The risks facing Intuit are specific and documented. The most pressing comes from government competition. The IRS has built its own free tax filing system, and state governments are expanding similar programs. If those free options attract customers who currently pay for TurboTax, the Consumer segment, which generated $4.9 billion in revenue in fiscal 2025, faces direct pressure. The company's filing describes this as a high-severity risk.

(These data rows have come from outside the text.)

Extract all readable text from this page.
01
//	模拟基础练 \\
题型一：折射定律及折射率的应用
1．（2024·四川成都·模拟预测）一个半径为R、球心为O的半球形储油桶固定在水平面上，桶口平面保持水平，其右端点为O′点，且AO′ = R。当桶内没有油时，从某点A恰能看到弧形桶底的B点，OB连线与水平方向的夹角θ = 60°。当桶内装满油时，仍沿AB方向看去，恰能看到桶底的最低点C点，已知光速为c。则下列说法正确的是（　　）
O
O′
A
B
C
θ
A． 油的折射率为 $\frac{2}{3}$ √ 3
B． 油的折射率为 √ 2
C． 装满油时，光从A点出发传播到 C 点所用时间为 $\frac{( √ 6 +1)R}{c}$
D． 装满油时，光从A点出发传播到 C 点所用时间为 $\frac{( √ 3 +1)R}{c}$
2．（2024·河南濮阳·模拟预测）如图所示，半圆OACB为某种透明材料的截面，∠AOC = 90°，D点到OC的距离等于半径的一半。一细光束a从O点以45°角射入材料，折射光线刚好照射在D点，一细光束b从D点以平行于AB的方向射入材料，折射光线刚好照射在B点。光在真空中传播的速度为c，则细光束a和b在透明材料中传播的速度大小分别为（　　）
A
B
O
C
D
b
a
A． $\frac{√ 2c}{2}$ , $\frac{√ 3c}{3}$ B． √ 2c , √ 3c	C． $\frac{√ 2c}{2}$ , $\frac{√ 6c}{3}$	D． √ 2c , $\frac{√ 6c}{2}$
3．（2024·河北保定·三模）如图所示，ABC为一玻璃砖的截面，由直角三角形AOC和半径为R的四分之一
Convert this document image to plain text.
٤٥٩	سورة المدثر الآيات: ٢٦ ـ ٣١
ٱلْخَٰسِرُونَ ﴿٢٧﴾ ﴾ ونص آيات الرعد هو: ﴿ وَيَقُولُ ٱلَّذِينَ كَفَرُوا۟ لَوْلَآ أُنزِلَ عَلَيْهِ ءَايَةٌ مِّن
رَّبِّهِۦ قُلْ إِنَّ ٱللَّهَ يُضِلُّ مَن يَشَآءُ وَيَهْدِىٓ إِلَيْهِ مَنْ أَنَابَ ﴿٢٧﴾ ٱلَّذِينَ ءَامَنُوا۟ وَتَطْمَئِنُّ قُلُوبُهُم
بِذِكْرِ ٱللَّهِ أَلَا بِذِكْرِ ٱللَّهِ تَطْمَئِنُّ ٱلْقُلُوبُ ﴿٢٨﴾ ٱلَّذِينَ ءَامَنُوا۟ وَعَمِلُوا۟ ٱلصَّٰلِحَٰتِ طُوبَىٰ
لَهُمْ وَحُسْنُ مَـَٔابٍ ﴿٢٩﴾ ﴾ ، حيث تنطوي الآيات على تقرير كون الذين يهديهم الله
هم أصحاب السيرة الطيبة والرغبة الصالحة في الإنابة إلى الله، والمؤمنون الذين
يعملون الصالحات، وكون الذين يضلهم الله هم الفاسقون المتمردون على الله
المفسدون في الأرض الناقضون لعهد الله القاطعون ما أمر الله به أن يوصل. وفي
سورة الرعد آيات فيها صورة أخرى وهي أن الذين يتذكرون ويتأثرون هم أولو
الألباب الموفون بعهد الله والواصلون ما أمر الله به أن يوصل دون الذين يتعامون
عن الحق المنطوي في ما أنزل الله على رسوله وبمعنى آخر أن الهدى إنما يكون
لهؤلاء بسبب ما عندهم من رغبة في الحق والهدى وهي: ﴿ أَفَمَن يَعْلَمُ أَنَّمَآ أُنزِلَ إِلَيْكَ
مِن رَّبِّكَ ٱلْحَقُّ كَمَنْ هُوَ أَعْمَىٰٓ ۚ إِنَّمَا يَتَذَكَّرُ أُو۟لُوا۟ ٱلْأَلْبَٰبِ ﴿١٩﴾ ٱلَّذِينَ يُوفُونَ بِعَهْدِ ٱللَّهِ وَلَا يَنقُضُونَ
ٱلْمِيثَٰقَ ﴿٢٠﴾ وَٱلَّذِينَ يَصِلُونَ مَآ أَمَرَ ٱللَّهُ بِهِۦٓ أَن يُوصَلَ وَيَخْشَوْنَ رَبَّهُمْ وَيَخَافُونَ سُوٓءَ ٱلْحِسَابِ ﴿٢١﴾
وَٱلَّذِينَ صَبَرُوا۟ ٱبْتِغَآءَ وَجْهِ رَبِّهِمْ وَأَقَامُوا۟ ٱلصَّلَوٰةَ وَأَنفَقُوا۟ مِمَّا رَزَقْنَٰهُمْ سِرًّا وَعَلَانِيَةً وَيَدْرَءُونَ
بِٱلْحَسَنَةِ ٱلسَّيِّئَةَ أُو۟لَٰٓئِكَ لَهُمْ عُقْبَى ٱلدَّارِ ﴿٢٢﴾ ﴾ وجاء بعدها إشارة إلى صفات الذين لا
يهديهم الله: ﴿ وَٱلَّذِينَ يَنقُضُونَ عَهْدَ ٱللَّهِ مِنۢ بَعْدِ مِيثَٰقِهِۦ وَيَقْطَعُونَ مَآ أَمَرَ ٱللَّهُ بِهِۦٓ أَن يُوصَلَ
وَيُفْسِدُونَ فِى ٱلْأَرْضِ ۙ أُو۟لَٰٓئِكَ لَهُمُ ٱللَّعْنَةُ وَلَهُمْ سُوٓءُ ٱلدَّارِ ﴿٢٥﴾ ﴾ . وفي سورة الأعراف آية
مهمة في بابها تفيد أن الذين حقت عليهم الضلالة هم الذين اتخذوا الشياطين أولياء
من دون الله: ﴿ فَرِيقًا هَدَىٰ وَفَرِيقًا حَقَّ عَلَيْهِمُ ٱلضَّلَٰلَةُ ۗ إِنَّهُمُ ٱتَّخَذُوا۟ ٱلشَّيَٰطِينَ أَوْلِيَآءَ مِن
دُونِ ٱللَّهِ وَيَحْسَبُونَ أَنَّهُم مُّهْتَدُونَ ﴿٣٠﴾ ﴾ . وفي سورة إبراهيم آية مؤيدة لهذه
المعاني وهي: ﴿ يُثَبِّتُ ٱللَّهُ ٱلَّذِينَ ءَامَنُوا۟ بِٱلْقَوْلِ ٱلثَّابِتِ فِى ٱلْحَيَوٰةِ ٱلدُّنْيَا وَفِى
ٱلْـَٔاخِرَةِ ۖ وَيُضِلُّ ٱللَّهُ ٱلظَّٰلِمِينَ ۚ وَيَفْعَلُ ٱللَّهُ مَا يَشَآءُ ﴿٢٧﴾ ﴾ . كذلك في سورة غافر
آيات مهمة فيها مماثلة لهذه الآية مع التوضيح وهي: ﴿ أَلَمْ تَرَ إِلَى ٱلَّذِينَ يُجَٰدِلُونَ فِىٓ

Credit Karma carries its own distinct risk profile. Its revenue jumped 32% to $2.3 billion in fiscal 2025, driven by personal loans, credit cards, and auto insurance. But that revenue depends entirely on lenders and insurers being willing to approve customers and pay for the leads. When credit conditions tighten, as they did in fiscal 2023 when Credit Karma revenue grew only 5%, the segment can stall quickly. A second major risk cuts across all segments: Intuit holds tax returns, bank account numbers, and Social Security numbers for millions of customers. A serious data breach could trigger regulatory fines, customer losses, and legal costs that the 10-K describes as potentially material.
Intuit also faces a growing competitive threat from free and low-cost alternatives across every product category. Accounting software startups, embedded financial tools inside banking apps, and government-provided tax filing all compete for the same customers. The 10-K is explicit that competitors may match Intuit's features, use AI aggressively, or simply price products at zero. Finally, new AI regulations in the European Union and several U.S. states, including California and Colorado, could require costly changes to Intuit's AI products or expose the company to fines if it does not comply.
The company launched its agentic AI features inside QuickBooks and Intuit Enterprise Suite in fiscal 2025. These agents automate accounting tasks, payment workflows, and financial reporting for small and mid-market businesses. The strategy is to make these done-for-you experiences so useful that customers move up to higher-priced tiers and stay on the platform longer. Online Ecosystem paying customers grew 5% in fiscal 2025, but average revenue per customer grew 14%. That gap, between modest customer count growth and strong revenue per customer growth, is the clearest sign of how the pricing strategy is playing out so far.